Helmholtz Decomposition and Boundary Element Method applied to Dynamic Linear Elastic Problems

TL;DR

This paper presents a boundary element method framework for Helmholtz decomposition in 3D dynamic elasticity, simplifying computations and accurately modeling elastic wave fields, including static limits.

Contribution

It introduces a simplified BEM approach for Helmholtz decomposition in 3D elasticity, improving computational efficiency and handling static limits effectively.

Findings

Framework yields smaller matrices and simpler implementation.

Accurately models elastic wave fields from vibrating objects.

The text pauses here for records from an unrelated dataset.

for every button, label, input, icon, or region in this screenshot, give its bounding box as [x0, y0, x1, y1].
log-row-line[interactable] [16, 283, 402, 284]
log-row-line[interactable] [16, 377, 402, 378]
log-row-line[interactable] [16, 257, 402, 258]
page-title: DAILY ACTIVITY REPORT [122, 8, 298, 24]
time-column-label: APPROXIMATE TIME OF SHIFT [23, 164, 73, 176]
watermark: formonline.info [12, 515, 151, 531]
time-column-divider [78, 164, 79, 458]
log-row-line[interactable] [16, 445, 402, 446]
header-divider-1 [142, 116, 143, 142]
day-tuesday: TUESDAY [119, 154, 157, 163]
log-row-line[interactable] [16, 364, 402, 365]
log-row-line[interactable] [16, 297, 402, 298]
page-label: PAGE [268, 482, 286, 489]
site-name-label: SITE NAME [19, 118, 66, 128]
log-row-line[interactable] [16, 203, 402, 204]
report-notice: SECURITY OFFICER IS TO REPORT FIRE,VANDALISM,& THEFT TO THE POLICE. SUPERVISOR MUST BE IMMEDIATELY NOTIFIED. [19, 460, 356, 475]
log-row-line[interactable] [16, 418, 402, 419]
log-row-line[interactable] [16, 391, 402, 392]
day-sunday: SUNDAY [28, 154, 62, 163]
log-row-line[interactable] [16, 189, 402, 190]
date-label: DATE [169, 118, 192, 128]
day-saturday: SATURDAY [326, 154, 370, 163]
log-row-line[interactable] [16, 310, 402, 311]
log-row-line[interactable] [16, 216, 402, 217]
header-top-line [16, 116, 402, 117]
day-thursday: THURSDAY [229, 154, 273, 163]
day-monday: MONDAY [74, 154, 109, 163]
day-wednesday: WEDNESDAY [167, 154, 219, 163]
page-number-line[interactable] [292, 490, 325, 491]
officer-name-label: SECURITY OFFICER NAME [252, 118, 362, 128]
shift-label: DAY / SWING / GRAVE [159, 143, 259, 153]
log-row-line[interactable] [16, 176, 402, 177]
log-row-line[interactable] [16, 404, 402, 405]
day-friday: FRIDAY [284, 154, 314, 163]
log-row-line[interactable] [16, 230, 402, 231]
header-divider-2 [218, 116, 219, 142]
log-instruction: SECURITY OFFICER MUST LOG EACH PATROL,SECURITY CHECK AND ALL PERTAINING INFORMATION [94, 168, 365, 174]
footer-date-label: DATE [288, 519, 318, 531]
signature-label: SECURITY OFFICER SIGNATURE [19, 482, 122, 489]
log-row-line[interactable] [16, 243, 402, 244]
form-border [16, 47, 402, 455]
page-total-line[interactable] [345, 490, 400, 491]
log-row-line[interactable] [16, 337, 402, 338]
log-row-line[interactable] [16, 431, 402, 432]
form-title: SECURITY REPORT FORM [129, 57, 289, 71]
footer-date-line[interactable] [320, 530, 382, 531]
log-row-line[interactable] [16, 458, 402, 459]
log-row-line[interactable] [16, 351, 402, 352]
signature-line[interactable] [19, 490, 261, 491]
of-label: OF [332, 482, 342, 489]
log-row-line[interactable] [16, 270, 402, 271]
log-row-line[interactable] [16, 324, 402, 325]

Handles zero frequency divergence with balanced components.

Abstract

The displacement field for three dimensional dynamic elasticity problems in the frequency domain can be decomposed into a sum of a longitudinal and a transversal part known as a Helmholtz decomposition. The Cartesian components of both the longitudinal and transverse fields satisfy scalar Helmholtz equations that can be solved using a desingularized boundary element method (BEM) framework. The curl free longitudinal and divergence free transversal conditions can also be cast as additional scalar Helmholtz equations. When compared to other BEM implementations, the current framework leads to smaller matrix dimensions and a simpler conceptual approach. The numerical implementation of this approach is benchmarked against the 3D elastic wave field generated by a rigid vibrating sphere embedded in an infinite linear elastic medium for which the analytical solution has been derived. Examples of focussed 3D elastic waves generated by a vibrating bowl-shaped rigid object with convex and concave surfaces are also considered. In the static zero frequency limit, the Helmholtz decomposition becomes non-unique, and both the longitudinal and transverse components contain divergent terms that are proportional to the inverse square of the frequency. However, these divergences are equal and opposite so that their sum, that is the displacement field that reflects the physics of the problem, remains finite in the zero frequency limit.